In a tale sourced to Poland, translated to French with the title La peau de loup ("The Wolf's Skin"), a man named Petrovitch has three daughters. One day, he falls ill, and his elder daughter goes to find some healing water from a magic fountain. However, a voice at the fountain tells the girl he will only let her have the water if she marries the owner of the voice. The elder daughter becomes afraid and rushes home. The middle daughter goes to draw water from the fountain and is asked the same question. The third daughter, Katia, goes to draw water and agrees to marry the voice, and cures her father. Soon enough, a man named Stanislas, wearing a wolf's skin, goes to meet Katia and spends the night with her in human shape, then dons the animal skin in the morning. This goes on for some time, when Katia's mother takes the wolfskin and burns it. Stanislas, betrayed, tells Katia she will find him at the Red Sea by filling a cauldron with her tears, and walking with iron shoes and an iron cane, then vanishes.

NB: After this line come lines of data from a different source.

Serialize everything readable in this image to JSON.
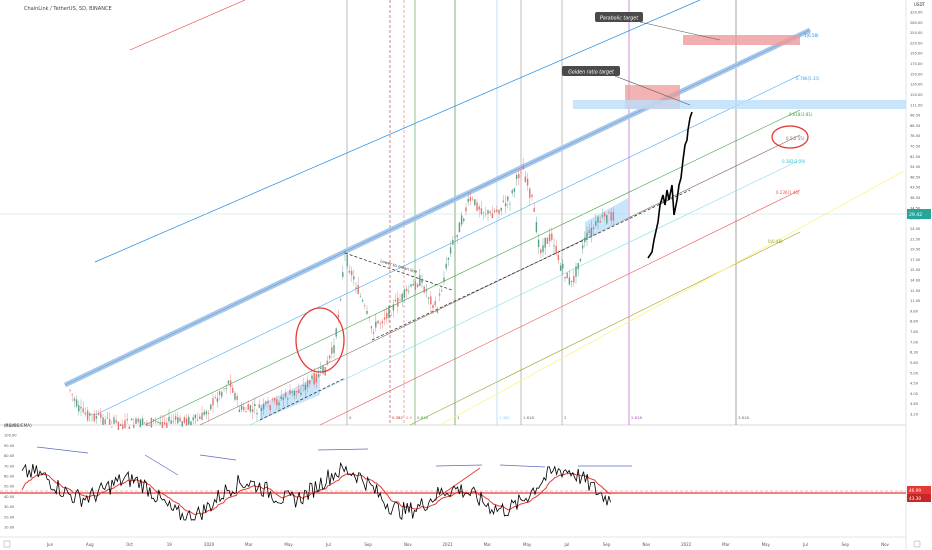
{
  "header": {
    "symbol_title": "ChainLink / TetherUS, 5D, BINANCE"
  },
  "indicator": {
    "label": "(RSI/BB/EMA)"
  },
  "price_axis": {
    "unit": "USDT",
    "ticks": [
      "320.00",
      "280.00",
      "250.00",
      "220.00",
      "195.00",
      "170.00",
      "150.00",
      "135.00",
      "120.00",
      "111.00",
      "98.50",
      "88.50",
      "78.50",
      "70.50",
      "62.50",
      "54.50",
      "48.50",
      "43.50",
      "38.50",
      "34.50",
      "30.50",
      "24.50",
      "21.50",
      "19.50",
      "17.50",
      "15.50",
      "14.00",
      "12.50",
      "11.00",
      "9.80",
      "8.80",
      "7.80",
      "7.00",
      "6.30",
      "5.60",
      "5.00",
      "4.50",
      "4.05",
      "3.65",
      "3.29"
    ],
    "current_price": "29.42"
  },
  "rsi_axis": {
    "ticks": [
      "110.00",
      "100.00",
      "90.00",
      "80.00",
      "70.00",
      "60.00",
      "50.00",
      "40.00",
      "30.00",
      "20.00",
      "10.00"
    ],
    "current_a": "46.99",
    "current_b": "43.30"
  },
  "time_axis": {
    "labels": [
      "Jun",
      "Aug",
      "Oct",
      "19",
      "2020",
      "Mar",
      "May",
      "Jul",
      "Sep",
      "Nov",
      "2021",
      "Mar",
      "May",
      "Jul",
      "Sep",
      "Nov",
      "2022",
      "Mar",
      "May",
      "Jul",
      "Sep",
      "Nov"
    ]
  },
  "callouts": [
    {
      "text": "Parabolic target"
    },
    {
      "text": "Golden ratio target"
    }
  ],
  "fib_levels": [
    {
      "text": "1(6.58)"
    },
    {
      "text": "0.786(5.35)"
    },
    {
      "text": "0.618(3.81)"
    },
    {
      "text": "0.5(2.55)"
    },
    {
      "text": "0.382(2.29)"
    },
    {
      "text": "0.236(1.40)"
    },
    {
      "text": "0(0.48)"
    }
  ],
  "time_fib_labels": [
    {
      "text": "0"
    },
    {
      "text": "0.382"
    },
    {
      "text": "0.5"
    },
    {
      "text": "0.618"
    },
    {
      "text": "1"
    },
    {
      "text": "1.382"
    },
    {
      "text": "1.618"
    },
    {
      "text": "2"
    },
    {
      "text": "2.618"
    },
    {
      "text": "3.618"
    }
  ],
  "annotation": {
    "diag_text": "Lower to mean line"
  },
  "colors": {
    "candle_up": "#5b9e88",
    "candle_down": "#e57373",
    "rsi_line": "#000000",
    "rsi_ema": "#e53935",
    "price_badge": "#26a69a",
    "rsi_badge": "#e53935",
    "callout_bg": "#4a4a4a"
  }
}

Katia fills the cauldron with her tears, and commissions her father some iron shoes and an iron cane. She dons the iron apparel and takes a journey to find him: she passes by a house of an old man, who summons the Moon to ask about the location of the Red Sea, which the Moon does not know, but gives her a nut. Then, the Moon takes Katia to the Sun, where she gains another nut, and the Sun takes her to the Winds. The Winds tell Katia Stanislas is already married and lives in a castle beyond the Red Sea. The Winds take her there and give her a third nut. Katia asks for lodge with the local lady, and cracks open the first nut, releasing a silver dress. She dons the silver dress and goes to meet Stanislas, who does not recognize her, and his second wife, the sorceress of the fountain, who wishes to buy the dress. Katia trades the dress for a night with Stanislas, who is given the elixir of oblivion to fall asleep. Failing the first night, she cracks open the second nut and produces a golden dress, which she trades with the sorceress for another night with Stanislas, who also falls asleep in the second night. Katia cracks the last nut and finds an airy, light dress which she trades for a last night with Stanislas. Stanislas replaces the potion with mere water, recognizes his true wife, Katia, and embraces her. Defeated, the sorceress vanishes with the three dresses.